Dans toute sa filmographie, Michael Haneke a montré son goût de traiter les émotions avec froideur, et de provoquer le choc. Pour son premier long-métrage, le cinéaste développait déjà un thème qui lui est, aujourd’hui encore, très cher : le mal être de la famille. Le septième continent est d’ailleurs le premier volet de ce qu’Haneke appelle la trilogie de la glaciation émotionnelle. L’expression utlisée par le réalisateur parle d’elle-même : la mise en scène, dépourvue du moindre sentimentalisme, est glaciale, et le thème approché semble devenir au fil de l’oeuvre de plus en plus brut, difficile à supporter, malsain. Le film délivre très peu d’explications quant aux raisons exactes ayant poussé cette famille entière à se couper du monde, puis se suicider collectivement. Au sein de cette famille règne un malaise constant, une perpétuelle monotonie, installée par l’enchaînement saccadé des scènes, conférant un rythme très routinier, mais aussi par les faits et gestes des personnages, qui dans toute une première partie, se répètent avec une précision presque mécanique.

Parrallèlement, Haneke évoque également l’influence des médias dans la famille : la télévision joue alors un rôle important, et occupe une très large place dans le film, puisque les trois membres s’agglutinent constamment devant elle.
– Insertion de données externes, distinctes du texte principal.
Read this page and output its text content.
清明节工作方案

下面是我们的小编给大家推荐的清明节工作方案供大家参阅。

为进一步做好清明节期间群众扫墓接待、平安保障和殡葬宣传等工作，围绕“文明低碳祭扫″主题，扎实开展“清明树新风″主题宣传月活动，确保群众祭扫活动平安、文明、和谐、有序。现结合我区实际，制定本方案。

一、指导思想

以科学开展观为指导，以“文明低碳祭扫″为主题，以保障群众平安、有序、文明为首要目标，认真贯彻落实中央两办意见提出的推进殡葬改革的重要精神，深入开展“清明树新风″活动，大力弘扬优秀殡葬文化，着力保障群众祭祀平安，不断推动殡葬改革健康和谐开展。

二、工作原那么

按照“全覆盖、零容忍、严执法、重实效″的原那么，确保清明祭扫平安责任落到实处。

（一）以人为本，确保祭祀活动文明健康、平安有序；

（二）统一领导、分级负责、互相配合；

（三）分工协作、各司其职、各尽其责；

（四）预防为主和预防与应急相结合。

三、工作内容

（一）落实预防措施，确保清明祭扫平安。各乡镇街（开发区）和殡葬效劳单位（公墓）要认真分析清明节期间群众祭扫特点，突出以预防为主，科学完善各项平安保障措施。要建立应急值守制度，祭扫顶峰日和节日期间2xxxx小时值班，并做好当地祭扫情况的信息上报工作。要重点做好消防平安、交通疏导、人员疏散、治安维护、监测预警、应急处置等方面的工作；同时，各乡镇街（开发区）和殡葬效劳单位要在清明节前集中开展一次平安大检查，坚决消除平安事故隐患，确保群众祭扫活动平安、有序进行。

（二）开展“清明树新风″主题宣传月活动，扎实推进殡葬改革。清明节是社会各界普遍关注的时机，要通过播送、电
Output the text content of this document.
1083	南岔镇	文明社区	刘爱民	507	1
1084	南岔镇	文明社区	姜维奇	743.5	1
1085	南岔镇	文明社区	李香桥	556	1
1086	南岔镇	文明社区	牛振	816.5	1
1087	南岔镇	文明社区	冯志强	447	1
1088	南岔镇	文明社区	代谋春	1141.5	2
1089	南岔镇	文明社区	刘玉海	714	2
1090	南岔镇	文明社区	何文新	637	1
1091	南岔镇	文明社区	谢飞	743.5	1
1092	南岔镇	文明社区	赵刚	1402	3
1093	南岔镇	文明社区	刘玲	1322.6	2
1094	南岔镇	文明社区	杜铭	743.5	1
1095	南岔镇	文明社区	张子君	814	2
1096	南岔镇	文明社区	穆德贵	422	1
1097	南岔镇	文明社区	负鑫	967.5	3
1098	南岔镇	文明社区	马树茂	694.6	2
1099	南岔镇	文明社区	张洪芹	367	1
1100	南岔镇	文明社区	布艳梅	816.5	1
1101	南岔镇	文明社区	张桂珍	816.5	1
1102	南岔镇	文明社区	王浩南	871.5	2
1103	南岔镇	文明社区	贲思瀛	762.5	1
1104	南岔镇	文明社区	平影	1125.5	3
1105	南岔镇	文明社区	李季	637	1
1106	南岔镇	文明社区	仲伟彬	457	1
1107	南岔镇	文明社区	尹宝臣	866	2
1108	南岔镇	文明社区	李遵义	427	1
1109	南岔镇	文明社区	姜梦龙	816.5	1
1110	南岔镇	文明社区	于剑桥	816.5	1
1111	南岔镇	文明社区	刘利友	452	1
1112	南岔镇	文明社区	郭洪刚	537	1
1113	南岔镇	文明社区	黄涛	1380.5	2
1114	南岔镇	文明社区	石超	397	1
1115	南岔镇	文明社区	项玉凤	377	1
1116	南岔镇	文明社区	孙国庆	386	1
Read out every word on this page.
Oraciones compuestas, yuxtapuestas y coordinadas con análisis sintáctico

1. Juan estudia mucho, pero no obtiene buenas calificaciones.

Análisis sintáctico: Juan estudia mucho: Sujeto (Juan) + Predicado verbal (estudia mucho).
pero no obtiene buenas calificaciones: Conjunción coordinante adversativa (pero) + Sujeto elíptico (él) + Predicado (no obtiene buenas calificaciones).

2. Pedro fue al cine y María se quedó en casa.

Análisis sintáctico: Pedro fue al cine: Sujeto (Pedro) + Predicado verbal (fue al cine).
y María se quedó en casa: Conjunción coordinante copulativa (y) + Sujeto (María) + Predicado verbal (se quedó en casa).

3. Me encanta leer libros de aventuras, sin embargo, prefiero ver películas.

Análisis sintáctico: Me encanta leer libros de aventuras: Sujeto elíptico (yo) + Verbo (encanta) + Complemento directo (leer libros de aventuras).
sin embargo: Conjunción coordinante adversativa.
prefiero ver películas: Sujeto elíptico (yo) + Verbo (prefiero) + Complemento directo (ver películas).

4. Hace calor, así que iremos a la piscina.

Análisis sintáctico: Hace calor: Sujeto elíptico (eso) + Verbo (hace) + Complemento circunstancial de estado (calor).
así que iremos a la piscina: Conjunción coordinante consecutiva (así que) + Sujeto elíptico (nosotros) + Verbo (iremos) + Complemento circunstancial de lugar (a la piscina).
Alors que leurs attachements se dégradent peu à peu (ils coupent les ponts avec tout ce qui les retient au système), le seul sentiment d’affection qu’ils éprouvent est destiné à de vulgaires poissons d’aquarium, qui semblent eux aussi tourner en rond dans leur bocal.

Le Septieme continent haneke

Enfin, il y a cette image, qui se répète à plusieurs reprises : celle d’un paysage paradisiaque, qui contraste avec la vision pessimiste qu’a cette famille du monde qui les entoure. Ils ne le voient plus qu’à travers les vitres de leur voiture, de leur maison, ou de leur télévision. Haneke a donc construit une famille emprisonnée entre les murs de la monotonie, une famille sans vie réelle et sans points d’attaches, presque déjà détruite, évaporée, inexistante. Et c’est dans la froideur la plus absolue que le cinéaste les emporte, les torture, et finit par les faire disparaître.
La caméra, toujours précisément placée et préférant souvent capturer ce qui se déroule hors-champ, est un moyen trouvé par le cinéaste pour souligner la distance entre le spectateur, témoin impuissant de l’horreur, et les protagonistes. La photographie du Septième continent, outil toujours intelligemment employé dans la mise en scène du cinéaste, contribue à la glaciation émotionnelle du récit.

Le septième continent est certainement l’une des œuvres les plus dures et les plus âpres du cinéaste autrichien, qui met son spectateur autant mal à l’aide que ses personnages. Troublant.